As to the female cast, they mostly come in for tame male sniggering: When Jackson and female lead Julianna Margulies have a conversational moment, Ellis claims it used to be “a pretty cool scene” where they just dropped everything to wildly make out. When she removes her flight-attendant jacket during a sweaty late-film confab, everyone implies that her character is stripping in hopes of a quickie before the plane crashes; Ellis even calmly makes up a production story about how in the first take of that shot, she stripped naked instead, and he just thought “Okay, I guess everybody plays it differently.” When she next appears with one button of her shirt unbuttoned, he leers that she’s done now, and “all worn out.” And so forth. Similarly, when an attractive woman sucks the poison out of a child’s snakebite in a harrowing, grotesque scene, the men generally joke about how now another male character probably wants his ass-bite sucked as well, and how all the guys on the plane are suddenly willing to go get bitten too.

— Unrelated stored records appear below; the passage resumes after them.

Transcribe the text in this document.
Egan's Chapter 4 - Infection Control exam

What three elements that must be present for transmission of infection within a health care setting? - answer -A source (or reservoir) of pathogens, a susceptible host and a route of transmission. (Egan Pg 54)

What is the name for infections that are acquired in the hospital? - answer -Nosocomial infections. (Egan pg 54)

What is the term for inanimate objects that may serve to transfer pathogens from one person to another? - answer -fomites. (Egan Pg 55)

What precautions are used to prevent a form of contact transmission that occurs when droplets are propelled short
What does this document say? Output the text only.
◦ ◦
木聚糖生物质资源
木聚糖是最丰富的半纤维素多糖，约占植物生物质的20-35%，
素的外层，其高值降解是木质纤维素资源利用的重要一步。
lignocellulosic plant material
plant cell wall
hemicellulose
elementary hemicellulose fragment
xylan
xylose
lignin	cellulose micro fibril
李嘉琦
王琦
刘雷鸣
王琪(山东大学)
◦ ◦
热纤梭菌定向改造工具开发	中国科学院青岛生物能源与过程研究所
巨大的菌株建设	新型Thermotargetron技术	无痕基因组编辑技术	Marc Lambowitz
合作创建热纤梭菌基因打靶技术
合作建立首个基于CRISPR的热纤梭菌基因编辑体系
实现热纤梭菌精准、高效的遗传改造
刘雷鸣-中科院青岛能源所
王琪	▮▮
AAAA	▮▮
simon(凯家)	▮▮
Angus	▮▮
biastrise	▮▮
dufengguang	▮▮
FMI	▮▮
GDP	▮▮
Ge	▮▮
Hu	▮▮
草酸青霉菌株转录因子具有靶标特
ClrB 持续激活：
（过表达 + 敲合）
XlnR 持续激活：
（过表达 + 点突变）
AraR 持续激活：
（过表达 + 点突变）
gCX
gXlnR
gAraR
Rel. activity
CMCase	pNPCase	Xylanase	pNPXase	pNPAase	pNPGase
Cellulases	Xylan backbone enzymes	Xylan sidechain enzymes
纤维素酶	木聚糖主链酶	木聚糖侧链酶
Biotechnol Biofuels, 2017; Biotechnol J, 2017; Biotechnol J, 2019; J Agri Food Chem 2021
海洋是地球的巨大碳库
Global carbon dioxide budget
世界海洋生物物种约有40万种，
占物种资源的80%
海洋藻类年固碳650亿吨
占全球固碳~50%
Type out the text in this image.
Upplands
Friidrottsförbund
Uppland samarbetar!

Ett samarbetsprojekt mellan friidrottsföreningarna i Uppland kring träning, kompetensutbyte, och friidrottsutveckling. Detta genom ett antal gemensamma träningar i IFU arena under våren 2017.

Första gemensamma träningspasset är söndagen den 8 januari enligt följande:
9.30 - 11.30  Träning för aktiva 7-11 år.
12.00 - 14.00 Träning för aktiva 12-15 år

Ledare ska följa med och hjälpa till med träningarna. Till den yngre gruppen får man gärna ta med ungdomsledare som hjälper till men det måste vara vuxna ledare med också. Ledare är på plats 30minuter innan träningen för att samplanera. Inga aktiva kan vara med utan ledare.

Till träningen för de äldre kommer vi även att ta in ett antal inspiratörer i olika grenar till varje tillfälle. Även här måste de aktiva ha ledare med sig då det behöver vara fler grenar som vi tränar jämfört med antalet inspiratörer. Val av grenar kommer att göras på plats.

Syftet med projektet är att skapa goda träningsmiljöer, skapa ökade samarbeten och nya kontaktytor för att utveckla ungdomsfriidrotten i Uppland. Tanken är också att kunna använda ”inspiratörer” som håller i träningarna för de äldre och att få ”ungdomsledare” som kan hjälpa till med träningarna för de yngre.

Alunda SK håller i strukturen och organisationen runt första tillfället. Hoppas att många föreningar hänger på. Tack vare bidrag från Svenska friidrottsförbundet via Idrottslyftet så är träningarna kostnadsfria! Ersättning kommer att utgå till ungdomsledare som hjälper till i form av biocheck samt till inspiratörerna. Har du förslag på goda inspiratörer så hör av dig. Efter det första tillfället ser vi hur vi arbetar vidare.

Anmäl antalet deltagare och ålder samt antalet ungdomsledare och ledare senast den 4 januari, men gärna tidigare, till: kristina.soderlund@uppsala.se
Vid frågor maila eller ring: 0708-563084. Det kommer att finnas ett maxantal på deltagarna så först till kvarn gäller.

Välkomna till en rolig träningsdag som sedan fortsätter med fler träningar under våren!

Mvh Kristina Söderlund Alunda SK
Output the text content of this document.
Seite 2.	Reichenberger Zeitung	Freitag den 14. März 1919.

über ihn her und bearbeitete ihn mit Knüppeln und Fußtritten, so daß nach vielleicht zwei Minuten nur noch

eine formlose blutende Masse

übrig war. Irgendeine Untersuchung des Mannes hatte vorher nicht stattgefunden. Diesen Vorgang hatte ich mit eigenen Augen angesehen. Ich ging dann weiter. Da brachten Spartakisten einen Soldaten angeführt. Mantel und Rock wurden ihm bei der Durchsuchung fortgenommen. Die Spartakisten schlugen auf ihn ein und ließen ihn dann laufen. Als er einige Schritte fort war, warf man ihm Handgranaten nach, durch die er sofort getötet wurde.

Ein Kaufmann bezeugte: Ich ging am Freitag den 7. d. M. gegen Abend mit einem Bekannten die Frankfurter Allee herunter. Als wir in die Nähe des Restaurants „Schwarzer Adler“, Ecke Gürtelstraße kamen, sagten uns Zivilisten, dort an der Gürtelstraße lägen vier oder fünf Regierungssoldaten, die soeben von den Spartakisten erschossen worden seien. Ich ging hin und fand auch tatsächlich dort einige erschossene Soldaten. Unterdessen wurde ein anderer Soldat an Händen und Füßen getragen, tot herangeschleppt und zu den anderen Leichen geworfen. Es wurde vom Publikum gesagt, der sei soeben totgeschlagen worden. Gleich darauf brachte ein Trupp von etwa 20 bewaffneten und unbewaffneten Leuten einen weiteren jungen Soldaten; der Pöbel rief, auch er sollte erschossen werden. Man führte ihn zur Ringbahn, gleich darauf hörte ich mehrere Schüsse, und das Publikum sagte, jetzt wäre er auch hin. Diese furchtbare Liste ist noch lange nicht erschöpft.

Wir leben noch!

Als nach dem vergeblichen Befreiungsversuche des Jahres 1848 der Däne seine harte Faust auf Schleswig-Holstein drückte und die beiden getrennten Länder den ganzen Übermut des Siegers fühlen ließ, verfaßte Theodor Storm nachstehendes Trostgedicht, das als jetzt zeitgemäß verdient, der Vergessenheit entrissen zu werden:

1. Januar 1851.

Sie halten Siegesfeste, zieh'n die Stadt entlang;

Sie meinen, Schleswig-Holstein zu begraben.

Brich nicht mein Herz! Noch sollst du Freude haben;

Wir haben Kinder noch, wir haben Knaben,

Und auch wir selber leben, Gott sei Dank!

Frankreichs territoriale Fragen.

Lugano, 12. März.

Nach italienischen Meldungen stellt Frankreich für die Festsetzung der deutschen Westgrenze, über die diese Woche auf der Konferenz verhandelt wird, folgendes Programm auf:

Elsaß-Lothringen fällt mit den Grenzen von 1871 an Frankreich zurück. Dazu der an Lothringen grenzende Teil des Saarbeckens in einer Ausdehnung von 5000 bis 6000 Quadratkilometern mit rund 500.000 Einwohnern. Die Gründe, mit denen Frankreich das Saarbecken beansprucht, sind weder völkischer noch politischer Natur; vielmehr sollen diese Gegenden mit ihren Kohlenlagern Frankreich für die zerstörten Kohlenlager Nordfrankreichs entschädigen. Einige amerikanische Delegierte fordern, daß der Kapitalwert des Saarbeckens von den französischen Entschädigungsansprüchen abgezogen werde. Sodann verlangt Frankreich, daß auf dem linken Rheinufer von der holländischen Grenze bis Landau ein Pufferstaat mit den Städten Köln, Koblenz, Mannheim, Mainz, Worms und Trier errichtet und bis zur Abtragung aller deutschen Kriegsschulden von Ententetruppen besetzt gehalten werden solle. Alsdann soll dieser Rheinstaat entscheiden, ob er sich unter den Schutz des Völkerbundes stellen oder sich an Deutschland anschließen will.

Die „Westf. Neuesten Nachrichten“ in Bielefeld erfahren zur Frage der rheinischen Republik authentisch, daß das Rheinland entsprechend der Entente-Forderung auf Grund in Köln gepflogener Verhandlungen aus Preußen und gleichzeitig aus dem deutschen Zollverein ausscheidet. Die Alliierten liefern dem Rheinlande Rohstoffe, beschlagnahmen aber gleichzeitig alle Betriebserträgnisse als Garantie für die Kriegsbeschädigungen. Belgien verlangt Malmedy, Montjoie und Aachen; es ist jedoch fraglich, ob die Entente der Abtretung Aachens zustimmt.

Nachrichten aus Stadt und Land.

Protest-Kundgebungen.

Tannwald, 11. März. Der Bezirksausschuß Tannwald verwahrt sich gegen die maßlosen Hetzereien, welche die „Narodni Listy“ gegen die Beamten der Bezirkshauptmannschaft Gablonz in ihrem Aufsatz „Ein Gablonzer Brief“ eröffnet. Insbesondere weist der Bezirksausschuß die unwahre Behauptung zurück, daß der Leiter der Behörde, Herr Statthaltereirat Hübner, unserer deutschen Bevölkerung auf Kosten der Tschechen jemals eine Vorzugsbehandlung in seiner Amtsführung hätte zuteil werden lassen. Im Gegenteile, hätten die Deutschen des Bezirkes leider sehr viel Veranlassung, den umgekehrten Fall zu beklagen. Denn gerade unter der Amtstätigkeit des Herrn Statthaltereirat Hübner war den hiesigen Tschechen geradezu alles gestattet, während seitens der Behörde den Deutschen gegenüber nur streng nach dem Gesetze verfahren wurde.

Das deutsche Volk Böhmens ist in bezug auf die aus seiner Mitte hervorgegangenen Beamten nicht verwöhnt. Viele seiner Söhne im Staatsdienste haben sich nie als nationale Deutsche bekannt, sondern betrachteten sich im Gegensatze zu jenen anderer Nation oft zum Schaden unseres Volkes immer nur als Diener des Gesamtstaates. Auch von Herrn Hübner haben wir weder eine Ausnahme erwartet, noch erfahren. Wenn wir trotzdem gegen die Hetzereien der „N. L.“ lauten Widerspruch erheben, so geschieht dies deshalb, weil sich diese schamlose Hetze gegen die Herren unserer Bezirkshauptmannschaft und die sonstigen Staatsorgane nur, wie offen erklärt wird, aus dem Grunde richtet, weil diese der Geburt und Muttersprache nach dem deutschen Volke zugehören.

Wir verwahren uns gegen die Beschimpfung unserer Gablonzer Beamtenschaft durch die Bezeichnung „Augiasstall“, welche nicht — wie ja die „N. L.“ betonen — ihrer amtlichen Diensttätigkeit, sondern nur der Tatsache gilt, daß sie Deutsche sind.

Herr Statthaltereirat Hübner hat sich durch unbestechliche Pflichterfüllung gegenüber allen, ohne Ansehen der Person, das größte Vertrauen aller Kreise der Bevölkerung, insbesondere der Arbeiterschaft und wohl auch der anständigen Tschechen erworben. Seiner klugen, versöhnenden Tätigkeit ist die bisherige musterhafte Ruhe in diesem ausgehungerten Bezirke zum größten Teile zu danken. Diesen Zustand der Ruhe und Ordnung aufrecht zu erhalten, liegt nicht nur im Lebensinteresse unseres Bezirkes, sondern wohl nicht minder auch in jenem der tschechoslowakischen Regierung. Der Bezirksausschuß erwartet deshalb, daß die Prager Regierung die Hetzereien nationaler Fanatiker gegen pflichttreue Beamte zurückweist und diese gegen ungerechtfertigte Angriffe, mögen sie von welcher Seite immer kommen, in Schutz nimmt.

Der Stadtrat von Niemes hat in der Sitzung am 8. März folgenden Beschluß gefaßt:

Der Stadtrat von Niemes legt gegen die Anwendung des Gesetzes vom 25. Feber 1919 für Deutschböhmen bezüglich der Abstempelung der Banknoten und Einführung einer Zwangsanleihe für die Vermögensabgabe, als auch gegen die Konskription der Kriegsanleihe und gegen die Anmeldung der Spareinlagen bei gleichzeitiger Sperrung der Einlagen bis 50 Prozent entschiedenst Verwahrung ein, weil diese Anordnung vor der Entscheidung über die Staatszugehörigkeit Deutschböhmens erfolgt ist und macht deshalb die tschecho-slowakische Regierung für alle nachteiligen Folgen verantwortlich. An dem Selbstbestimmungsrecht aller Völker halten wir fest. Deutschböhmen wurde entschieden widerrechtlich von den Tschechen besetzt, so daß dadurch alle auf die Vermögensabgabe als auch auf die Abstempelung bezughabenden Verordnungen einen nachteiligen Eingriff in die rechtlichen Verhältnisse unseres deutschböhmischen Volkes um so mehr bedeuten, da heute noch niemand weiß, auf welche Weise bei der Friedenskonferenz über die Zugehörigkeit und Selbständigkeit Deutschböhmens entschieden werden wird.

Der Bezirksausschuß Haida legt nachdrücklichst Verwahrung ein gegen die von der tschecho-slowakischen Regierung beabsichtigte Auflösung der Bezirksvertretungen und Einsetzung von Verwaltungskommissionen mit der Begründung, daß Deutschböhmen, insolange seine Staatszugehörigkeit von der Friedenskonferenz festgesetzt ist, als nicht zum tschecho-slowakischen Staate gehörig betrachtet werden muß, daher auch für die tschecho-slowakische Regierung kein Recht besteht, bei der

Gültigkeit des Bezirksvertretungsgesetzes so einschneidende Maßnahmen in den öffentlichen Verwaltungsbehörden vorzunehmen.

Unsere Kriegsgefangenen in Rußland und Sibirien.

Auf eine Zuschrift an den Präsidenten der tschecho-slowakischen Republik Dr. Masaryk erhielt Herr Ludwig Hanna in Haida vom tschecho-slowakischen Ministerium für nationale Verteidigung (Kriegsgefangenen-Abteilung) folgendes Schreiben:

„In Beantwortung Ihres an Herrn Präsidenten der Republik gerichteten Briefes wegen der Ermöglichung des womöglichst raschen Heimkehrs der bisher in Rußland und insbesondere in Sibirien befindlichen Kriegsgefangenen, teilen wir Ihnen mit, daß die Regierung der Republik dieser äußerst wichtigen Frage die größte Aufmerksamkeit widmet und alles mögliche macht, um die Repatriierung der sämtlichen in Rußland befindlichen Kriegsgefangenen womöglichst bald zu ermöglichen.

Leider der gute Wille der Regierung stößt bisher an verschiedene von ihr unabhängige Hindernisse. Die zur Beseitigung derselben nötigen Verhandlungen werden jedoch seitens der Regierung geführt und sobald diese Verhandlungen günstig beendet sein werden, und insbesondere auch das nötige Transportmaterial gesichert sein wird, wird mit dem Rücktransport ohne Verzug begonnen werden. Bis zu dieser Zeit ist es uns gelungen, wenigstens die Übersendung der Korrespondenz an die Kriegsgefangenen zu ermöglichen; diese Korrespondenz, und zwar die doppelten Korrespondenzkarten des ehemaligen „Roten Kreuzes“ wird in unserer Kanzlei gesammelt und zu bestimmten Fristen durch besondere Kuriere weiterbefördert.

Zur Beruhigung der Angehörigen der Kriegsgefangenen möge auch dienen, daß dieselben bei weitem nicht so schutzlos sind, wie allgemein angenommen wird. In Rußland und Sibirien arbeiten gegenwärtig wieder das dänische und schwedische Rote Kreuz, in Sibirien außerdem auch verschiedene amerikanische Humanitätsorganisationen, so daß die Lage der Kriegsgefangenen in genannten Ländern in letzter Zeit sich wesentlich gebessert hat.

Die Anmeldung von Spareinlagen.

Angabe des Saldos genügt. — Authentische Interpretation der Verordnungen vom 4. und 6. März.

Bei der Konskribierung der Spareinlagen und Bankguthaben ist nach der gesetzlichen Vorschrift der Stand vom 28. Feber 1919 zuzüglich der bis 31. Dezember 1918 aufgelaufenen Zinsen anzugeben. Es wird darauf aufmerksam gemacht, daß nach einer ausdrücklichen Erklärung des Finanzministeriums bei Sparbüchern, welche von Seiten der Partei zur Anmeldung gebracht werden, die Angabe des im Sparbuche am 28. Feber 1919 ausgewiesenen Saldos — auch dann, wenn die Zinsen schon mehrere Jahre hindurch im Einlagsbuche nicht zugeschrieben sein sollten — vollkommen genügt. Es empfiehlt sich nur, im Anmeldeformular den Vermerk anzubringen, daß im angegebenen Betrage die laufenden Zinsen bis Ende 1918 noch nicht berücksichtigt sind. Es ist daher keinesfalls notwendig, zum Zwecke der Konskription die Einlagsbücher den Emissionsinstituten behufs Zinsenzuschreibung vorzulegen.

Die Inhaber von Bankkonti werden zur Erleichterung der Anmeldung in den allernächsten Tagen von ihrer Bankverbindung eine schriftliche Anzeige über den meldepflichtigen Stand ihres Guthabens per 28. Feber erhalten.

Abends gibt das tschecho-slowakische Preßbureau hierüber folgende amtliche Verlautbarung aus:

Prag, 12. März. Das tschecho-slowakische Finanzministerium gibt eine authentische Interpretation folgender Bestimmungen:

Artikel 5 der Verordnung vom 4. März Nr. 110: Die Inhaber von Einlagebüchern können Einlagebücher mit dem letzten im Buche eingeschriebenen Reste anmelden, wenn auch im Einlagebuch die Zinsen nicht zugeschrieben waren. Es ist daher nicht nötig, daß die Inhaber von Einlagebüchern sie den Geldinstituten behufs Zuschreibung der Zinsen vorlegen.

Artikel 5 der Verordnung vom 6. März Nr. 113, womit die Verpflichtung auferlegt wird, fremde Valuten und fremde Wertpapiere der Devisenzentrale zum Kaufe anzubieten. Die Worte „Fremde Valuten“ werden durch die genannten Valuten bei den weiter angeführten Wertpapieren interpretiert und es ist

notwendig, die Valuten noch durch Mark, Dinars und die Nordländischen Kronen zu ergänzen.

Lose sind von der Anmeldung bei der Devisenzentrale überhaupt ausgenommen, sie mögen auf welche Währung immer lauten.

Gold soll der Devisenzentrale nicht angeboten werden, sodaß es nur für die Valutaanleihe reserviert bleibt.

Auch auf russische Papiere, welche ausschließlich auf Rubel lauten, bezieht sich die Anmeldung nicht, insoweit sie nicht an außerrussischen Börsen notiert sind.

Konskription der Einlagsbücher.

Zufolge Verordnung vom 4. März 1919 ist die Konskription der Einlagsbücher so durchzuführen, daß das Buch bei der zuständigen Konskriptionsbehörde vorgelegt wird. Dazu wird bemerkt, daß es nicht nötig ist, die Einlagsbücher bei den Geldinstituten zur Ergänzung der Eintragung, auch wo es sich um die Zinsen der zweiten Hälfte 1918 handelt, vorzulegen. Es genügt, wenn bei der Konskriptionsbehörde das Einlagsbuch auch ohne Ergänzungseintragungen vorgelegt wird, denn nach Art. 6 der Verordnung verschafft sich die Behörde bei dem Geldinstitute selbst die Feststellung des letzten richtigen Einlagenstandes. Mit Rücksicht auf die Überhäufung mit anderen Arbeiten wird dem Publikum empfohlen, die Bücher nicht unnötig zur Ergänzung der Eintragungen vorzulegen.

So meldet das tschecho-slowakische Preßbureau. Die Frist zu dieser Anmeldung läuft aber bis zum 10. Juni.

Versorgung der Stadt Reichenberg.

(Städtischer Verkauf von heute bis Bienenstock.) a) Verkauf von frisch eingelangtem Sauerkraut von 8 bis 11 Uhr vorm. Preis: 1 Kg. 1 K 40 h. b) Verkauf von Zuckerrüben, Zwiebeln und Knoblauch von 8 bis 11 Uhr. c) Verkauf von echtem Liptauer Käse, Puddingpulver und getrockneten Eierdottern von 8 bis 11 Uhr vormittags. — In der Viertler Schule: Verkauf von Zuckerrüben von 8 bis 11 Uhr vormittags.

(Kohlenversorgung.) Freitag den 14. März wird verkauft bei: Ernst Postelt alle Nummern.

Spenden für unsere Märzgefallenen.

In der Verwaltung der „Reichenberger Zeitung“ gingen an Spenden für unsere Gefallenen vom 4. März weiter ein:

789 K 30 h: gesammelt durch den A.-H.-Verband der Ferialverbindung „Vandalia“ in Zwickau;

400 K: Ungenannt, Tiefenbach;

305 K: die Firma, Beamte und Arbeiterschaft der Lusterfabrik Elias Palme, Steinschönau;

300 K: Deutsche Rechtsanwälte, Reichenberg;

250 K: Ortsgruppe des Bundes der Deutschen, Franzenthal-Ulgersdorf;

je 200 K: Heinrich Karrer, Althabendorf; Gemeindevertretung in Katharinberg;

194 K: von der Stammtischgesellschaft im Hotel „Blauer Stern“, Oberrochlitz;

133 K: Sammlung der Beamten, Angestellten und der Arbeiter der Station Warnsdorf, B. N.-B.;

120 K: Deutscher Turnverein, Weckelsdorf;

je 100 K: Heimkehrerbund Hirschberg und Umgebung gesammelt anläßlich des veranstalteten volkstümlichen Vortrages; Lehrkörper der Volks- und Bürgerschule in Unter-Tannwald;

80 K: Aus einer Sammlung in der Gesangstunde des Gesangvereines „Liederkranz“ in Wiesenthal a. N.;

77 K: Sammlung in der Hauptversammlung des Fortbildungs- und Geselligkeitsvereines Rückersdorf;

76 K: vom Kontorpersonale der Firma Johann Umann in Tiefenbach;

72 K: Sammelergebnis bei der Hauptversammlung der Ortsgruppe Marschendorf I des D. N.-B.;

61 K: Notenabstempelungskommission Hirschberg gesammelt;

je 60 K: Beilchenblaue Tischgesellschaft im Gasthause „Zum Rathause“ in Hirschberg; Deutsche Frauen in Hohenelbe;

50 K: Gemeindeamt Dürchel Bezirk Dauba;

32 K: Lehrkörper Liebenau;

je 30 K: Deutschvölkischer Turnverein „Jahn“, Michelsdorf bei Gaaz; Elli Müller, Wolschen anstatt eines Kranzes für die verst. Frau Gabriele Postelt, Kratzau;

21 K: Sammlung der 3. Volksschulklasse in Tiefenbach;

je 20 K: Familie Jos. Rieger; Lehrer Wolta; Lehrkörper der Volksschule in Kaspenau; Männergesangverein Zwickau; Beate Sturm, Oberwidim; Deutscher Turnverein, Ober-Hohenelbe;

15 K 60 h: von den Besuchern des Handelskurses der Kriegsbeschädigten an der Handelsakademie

Inevitable dash of pretension: The filmmakers are all entirely clear that they’re making “a fun summer movie” and nothing more; no one tries to claim any high-art ambitions or inspirations. Instead of pretension, though, they have pretend. Seemingly half the commentary is just straight-faced, one-upsmanship-laced riffing full of ridiculous claims. During a gunfight, Ellis claims they actually shot the stuntmen, because Vancouver is cool with that kind of thing. When a fat lady in a yellow muumuu appears on the plane, they claim it’s director of photography Adam Greenberg in drag. They joke on and off about Jackson actually killing snakes on set and making belts out of them if they forgot their lines. (Jackson, on the American Humane Association’s “No animals were harmed” disclaimer at the end of the film: “We lieeeeeeeeeeed!”) They pretend the snakes were actors who hung around craft services and would obediently do things like half-swallow someone’s head, then spit it out for the next take.

And there’s an infant on the snake-filled plane, which sparks jokes every time it appears. Jackson claims every time he saw it, he’d yell “We got a real baby on the plane! More smoke!” Ellis responds “Well, at least the lung-transplant thing worked out.” In a scene where the plane tears open, they claimed the baby went out the window, but it’s okay because they had a small fishing boat in the water below to retrieve it, and anyway, it was wearing baby water wings, and besides, “It was a stunt baby.” In a scene where the baby cries, they discuss using C-clamps and jumper cables on its feet offscreen to keep it crying. Tawny Ellis eventually sighs “There are police outside for every one of us after this.”

Commentary in a nutshell: During a sequence where a venomous snake latches onto the penis of a urinating man, Jackson cackles like a loon. Ellis: “I’d like to thank the Academy… You know, every director has a legacy, and this is what I’m leaving.” Jackson: “And we’re down with that! Aw, hell yeah!”